What the agent could not see — what no auto-extractor can see — is the difference between what I'd implemented and what I'd decided. Code captures the first. The second lives in three different conversations, a notebook, and a private intuition I haven't even written down yet.
The auto-spec was doing exactly what the agent that wrote the code was doing: silently promoting the current state to canon, with no marker telling me which parts I'd actually agreed to.
A spec is an agreement, not a description
The reframe that unlocked it for me: a real spec isn't a description of the system.
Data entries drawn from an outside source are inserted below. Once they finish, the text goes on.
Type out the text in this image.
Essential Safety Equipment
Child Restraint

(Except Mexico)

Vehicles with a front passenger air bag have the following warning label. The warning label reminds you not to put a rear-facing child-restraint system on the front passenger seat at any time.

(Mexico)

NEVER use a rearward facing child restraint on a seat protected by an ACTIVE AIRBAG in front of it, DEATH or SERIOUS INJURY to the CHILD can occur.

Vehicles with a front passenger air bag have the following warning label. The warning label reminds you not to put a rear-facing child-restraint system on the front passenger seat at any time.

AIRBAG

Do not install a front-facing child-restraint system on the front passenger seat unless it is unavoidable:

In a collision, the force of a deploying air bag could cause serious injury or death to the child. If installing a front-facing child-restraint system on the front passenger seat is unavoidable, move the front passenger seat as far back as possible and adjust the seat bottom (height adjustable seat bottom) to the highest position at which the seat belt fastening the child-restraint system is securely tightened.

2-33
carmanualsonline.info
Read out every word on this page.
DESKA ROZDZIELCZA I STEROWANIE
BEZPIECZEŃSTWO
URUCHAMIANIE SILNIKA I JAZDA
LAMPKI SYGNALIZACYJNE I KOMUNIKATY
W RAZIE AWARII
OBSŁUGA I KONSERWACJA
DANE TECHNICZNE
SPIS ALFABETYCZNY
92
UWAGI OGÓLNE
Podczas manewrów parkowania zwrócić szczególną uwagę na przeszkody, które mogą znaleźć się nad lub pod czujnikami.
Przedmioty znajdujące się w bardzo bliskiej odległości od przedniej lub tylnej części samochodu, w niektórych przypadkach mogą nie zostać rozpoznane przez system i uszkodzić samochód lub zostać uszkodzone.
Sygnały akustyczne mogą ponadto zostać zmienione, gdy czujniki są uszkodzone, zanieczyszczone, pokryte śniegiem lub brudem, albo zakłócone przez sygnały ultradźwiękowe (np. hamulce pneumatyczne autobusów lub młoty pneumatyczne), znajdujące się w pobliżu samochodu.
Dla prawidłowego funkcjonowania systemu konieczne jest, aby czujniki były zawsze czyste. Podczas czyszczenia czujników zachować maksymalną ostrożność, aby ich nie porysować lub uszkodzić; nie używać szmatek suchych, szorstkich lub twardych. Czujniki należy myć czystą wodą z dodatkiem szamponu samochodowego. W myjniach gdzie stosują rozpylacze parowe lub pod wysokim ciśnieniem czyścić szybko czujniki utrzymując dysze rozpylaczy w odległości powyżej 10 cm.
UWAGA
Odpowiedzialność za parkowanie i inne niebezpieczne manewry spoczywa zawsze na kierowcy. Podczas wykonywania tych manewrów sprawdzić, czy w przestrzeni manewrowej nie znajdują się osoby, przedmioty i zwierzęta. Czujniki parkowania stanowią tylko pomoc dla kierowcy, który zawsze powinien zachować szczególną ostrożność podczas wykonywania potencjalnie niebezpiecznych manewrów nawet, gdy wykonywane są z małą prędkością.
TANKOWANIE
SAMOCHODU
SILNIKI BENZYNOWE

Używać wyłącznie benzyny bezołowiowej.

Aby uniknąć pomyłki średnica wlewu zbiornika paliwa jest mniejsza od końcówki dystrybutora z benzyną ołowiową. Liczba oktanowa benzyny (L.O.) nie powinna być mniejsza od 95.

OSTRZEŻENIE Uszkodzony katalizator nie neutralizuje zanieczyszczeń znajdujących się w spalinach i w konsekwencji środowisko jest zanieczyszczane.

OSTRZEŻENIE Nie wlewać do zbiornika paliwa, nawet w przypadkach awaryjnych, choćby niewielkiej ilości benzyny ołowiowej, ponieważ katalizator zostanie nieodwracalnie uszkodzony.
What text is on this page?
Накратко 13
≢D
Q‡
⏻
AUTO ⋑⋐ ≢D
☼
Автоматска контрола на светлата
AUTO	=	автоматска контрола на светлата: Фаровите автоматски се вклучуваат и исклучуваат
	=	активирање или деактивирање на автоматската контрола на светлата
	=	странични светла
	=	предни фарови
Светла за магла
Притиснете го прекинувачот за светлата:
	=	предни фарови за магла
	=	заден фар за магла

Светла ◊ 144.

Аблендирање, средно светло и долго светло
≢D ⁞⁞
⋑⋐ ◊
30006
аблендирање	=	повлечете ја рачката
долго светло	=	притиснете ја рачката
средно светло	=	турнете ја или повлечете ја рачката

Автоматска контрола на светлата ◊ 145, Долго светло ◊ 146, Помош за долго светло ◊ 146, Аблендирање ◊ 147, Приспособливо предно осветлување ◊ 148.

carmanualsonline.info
It's a record of what the team has agreed is settled.
Auto-extraction can produce the first. It cannot produce the second — because "what's settled" lives in the gap between the code and the people who built it. The implicit decisions. The exploration paths still open. The fallbacks that snuck in. None of that shows up in the AST.
Four kinds of "spec":
| Source | What it captures | What it misses |
|---|---|---|
| The codebase | What exists right now | Whether it was intended |
| The PRD | Initial strategy | Whether strategy survived contact with users |
| An auto-extracted spec | A guess at intent from code patterns | Which behaviors are settled vs. provisional vs. accidental |
| A reviewed behavior spec | What the team has confirmed, and at what trust level | (this is the missing artifact) |
The third row is what most "AI generates your specs" tools deliver today. Useful as raw material. Dangerous if used as truth.
The decision is the spec
The thing that makes a spec real is the act of a human looking at a candidate behavior and saying yes, that one's settled or no, that's still open or that's a placeholder, don't build on it.
That act is not bureaucracy. It's the entire epistemic move that turns a code pattern into a product decision. Without it, you have a document that looks like a contract but binds nobody — including future-you.
This is why behavior specs (the PBC format) carry trust levels alongside the rules themselves. A behavior marked trusted is something the team has explicitly looked at and confirmed. A behavior marked provisional is "we're working with this for now, don't refactor on top of it." A behavior marked candidate is "the agent found this, no human has weighed in yet."
The trust level is the part the codebase cannot generate.
An auto-extractor can populate candidates all day. The product decision happens when a human sits with one of them and changes its trust level — or rejects it entirely.
That step is small. It's also the only step that produces something real.
Code is what is. The sign-off is what's been decided.
I kept the auto-extractor in my workflow. It's a useful starting point. It surfaces behaviors I would not have remembered to write down — including the silent assumptions and fallbacks I never explicitly approved. That's its real value: not as a spec, but as a surfacing tool for what's already in the code, awaiting review.
But the spec it produces is not the spec. The spec is what's left after I — or someone on the team — has looked at each candidate behavior and either confirmed it, flagged it as still open, or marked it as scaffolding to be replaced.
Without that step, an auto-generated spec is a confident-sounding hypothesis dressed as a contract. It will lie to your future self, your teammates, and your AI agents — not because the extractor is bad, but because nobody asked the question only a human can answer:
Did we actually decide this, or did the code just end up here?
The PBC format is open-source at github.com/stewie-sh/pbc-spec. If you're using auto-extraction tools and the resulting specs feel almost-right-but-not-quite, it's probably this gap.